Monitoring & Follow-up

  • Regular clinical and biochemical monitoring including 17-hydroxyprogesterone levels to guide glucocorticoid dosing.
  • Monitor blood pressure, heart rate, and renin for mineralocorticoid therapy adjustment.
  • Regular assessment for testicular adrenal rest tumors (TARTs) and gonadal function to preserve fertility.
  • Monitor bone mineral density and metabolic parameters to detect osteoporosis and cardiometabolic risks.

Risks

  • Risk of adrenal crisis with undertreatment.
  • Metabolic, cardiovascular, and skeletal complications with overtreatment.
  • Subfertility and infertility due to TARTs and hypogonadism.
  • Reduced final height from poor hormonal control or excessive glucocorticoid dosing.

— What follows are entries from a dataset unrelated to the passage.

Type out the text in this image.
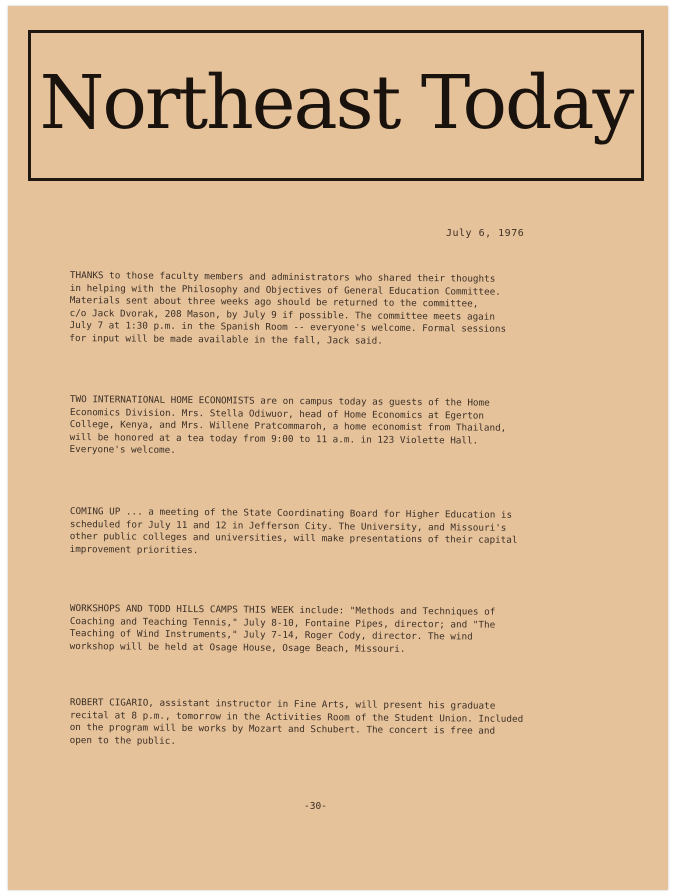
Northeast Today
July 6, 1976
THANKS to those faculty members and administrators who shared their thoughts
in helping with the Philosophy and Objectives of General Education Committee.
Materials sent about three weeks ago should be returned to the committee,
c/o Jack Dvorak, 208 Mason, by July 9 if possible. The committee meets again
July 7 at 1:30 p.m. in the Spanish Room -- everyone's welcome. Formal sessions
for input will be made available in the fall, Jack said.
TWO INTERNATIONAL HOME ECONOMISTS are on campus today as guests of the Home
Economics Division. Mrs. Stella Odiwuor, head of Home Economics at Egerton
College, Kenya, and Mrs. Willene Pratcommaroh, a home economist from Thailand,
will be honored at a tea today from 9:00 to 11 a.m. in 123 Violette Hall.
Everyone's welcome.
COMING UP ... a meeting of the State Coordinating Board for Higher Education is
scheduled for July 11 and 12 in Jefferson City. The University, and Missouri's
other public colleges and universities, will make presentations of their capital
improvement priorities.
WORKSHOPS AND TODD HILLS CAMPS THIS WEEK include: "Methods and Techniques of
Coaching and Teaching Tennis," July 8-10, Fontaine Pipes, director; and "The
Teaching of Wind Instruments," July 7-14, Roger Cody, director. The wind
workshop will be held at Osage House, Osage Beach, Missouri.
ROBERT CIGARIO, assistant instructor in Fine Arts, will present his graduate
recital at 8 p.m., tomorrow in the Activities Room of the Student Union. Included
on the program will be works by Mozart and Schubert. The concert is free and
open to the public.
-30-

Patient & Prescribing Data

Adolescent and adult males with classic CAH due to 21-hydroxylase deficiency

Hydrocortisone is preferred during adolescence with dose adjustments for puberty and stress; balancing doses is critical to avoid growth impairment and long-term complications.

Clinical Best Practices

  • Educate adolescent patients on importance of adherence and long-term consequences of poor control.
  • Tailor glucocorticoid dosing to mimic circadian rhythm while minimizing androgen excess and growth suppression.
  • Implement lifestyle interventions early to address obesity, insulin resistance, and hypertension.
  • Regularly screen for TARTs and manage to preserve fertility potential.
  • Optimize glucocorticoid and mineralocorticoid doses based on clinical and biochemical monitoring.